Department of Biology, University of Maryland, College Park, MD, USA.
Office of Data and Informatics, Material Measurement Laboratory, NIST, Gaithersburg, MD 20899, USA; Institute for Bioscience and Biotechnology Research, 9600 Gudelsky Drive, Rockville, MD 20850, USA.
Trends Microbiol. 2020 Jul;28(7):543-553. doi: 10.1016/j.tim.2020.02.005. Epub 2020 Apr 10.

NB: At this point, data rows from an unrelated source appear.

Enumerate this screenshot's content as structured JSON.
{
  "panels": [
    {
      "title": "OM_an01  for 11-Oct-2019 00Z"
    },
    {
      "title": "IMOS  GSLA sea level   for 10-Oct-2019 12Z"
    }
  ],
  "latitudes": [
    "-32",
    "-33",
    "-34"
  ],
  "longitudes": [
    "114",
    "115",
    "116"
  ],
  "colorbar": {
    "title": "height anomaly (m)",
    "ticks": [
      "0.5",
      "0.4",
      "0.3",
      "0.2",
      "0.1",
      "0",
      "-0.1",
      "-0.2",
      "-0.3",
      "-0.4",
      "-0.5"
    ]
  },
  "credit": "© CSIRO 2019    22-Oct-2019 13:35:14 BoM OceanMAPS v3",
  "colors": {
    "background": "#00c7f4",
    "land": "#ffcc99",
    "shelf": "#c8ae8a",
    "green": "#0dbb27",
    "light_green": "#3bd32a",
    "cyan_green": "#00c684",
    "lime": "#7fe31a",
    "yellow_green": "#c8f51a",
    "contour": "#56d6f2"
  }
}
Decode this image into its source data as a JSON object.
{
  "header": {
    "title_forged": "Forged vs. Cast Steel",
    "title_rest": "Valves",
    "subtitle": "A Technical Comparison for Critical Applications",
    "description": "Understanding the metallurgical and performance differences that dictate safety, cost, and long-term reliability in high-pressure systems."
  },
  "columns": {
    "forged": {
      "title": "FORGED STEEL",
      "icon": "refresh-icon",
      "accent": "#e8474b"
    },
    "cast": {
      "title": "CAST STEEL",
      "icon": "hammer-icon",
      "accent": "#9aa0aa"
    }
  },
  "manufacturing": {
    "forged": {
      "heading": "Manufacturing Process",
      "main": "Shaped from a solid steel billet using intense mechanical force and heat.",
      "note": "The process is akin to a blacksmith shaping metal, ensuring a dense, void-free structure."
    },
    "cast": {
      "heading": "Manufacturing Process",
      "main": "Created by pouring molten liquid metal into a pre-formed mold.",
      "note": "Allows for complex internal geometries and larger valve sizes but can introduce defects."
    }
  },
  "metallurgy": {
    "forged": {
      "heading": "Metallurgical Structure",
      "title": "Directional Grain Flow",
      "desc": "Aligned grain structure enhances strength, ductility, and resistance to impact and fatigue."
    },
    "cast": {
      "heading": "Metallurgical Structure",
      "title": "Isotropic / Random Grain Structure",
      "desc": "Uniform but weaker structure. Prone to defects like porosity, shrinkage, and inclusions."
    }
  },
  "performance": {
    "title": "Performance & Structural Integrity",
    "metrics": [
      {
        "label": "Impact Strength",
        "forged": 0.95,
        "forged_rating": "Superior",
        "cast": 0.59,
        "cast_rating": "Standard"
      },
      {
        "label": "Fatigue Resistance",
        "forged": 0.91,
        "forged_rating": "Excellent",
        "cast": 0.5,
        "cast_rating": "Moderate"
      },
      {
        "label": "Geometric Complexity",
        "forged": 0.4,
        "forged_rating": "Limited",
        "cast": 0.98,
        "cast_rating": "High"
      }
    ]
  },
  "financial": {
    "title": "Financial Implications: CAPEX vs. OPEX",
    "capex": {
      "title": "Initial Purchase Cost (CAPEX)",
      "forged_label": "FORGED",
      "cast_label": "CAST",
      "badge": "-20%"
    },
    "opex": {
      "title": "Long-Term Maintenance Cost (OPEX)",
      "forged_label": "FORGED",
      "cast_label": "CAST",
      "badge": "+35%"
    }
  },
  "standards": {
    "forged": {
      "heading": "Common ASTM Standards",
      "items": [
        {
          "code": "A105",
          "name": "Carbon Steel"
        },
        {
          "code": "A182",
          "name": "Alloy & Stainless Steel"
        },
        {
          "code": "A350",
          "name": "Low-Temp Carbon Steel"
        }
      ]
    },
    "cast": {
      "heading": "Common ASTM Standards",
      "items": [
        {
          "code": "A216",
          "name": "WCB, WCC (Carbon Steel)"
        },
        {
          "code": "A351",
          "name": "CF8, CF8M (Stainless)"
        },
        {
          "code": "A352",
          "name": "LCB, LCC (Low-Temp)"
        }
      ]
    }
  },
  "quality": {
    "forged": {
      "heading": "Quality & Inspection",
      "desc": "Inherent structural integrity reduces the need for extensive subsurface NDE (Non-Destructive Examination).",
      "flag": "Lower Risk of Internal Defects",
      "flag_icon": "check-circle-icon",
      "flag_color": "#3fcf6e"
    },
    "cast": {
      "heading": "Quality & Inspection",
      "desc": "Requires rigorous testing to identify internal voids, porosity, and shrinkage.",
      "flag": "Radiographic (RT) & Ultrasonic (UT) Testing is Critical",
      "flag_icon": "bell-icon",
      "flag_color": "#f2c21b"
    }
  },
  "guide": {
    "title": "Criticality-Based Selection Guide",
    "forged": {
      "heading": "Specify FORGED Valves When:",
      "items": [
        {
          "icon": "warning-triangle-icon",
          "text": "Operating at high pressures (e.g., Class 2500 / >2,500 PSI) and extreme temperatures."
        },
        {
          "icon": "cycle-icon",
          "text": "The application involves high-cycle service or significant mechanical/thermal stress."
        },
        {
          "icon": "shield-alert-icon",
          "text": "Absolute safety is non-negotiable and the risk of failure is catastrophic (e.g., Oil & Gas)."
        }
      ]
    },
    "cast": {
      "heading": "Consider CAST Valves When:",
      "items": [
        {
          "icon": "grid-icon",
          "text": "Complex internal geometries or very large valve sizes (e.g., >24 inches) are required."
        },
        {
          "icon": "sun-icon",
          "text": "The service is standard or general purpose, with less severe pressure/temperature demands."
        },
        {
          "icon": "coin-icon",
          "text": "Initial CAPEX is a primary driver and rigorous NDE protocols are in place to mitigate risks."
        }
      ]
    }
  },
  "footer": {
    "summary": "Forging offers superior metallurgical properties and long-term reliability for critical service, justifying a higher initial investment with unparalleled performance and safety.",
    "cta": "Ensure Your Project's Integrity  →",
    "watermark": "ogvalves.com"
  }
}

The battle between microbes and their viruses is ancient and ongoing. Clustered regularly interspaced short palindromic repeat (CRISPR) immunity, the first and, to date, only form of adaptive immunity found in prokaryotes, represents a flexible mechanism to recall past infections while also adapting to a changing pathogenic environment. Critical to the role of CRISPR as an adaptive immune mechanism is its capacity for self versus non-self recognition when acquiring novel immune memories. Yet, CRISPR systems vary widely in both how and to what degree they can distinguish foreign from self-derived genetic material. We document known and hypothesized mechanisms that bias the acquisition of immune memory towards non-self targets. We demonstrate that diversity is the rule, with many widespread but no universal mechanisms for self versus non-self recognition.
微生物与其病毒之间的斗争由来已久,且仍在持续。成簇规律间隔短回文重复序列(CRISPR)免疫是原核生物中发现的第一种也是迄今为止唯一一种适应性免疫形式,它代表了一种灵活的机制,可以回忆过去的感染,同时适应不断变化的致病环境。CRISPR 作为一种适应性免疫机制的关键在于,在获取新的免疫记忆时,它具有自我与非自我识别的能力。然而,CRISPR 系统在区分外来和自身遗传物质的方式和程度上存在广泛差异。我们记录了已知和假设的偏向于非自我靶标获取免疫记忆的机制。我们证明,多样性是普遍规律,存在许多广泛存在但没有普遍适用的自我与非自我识别机制。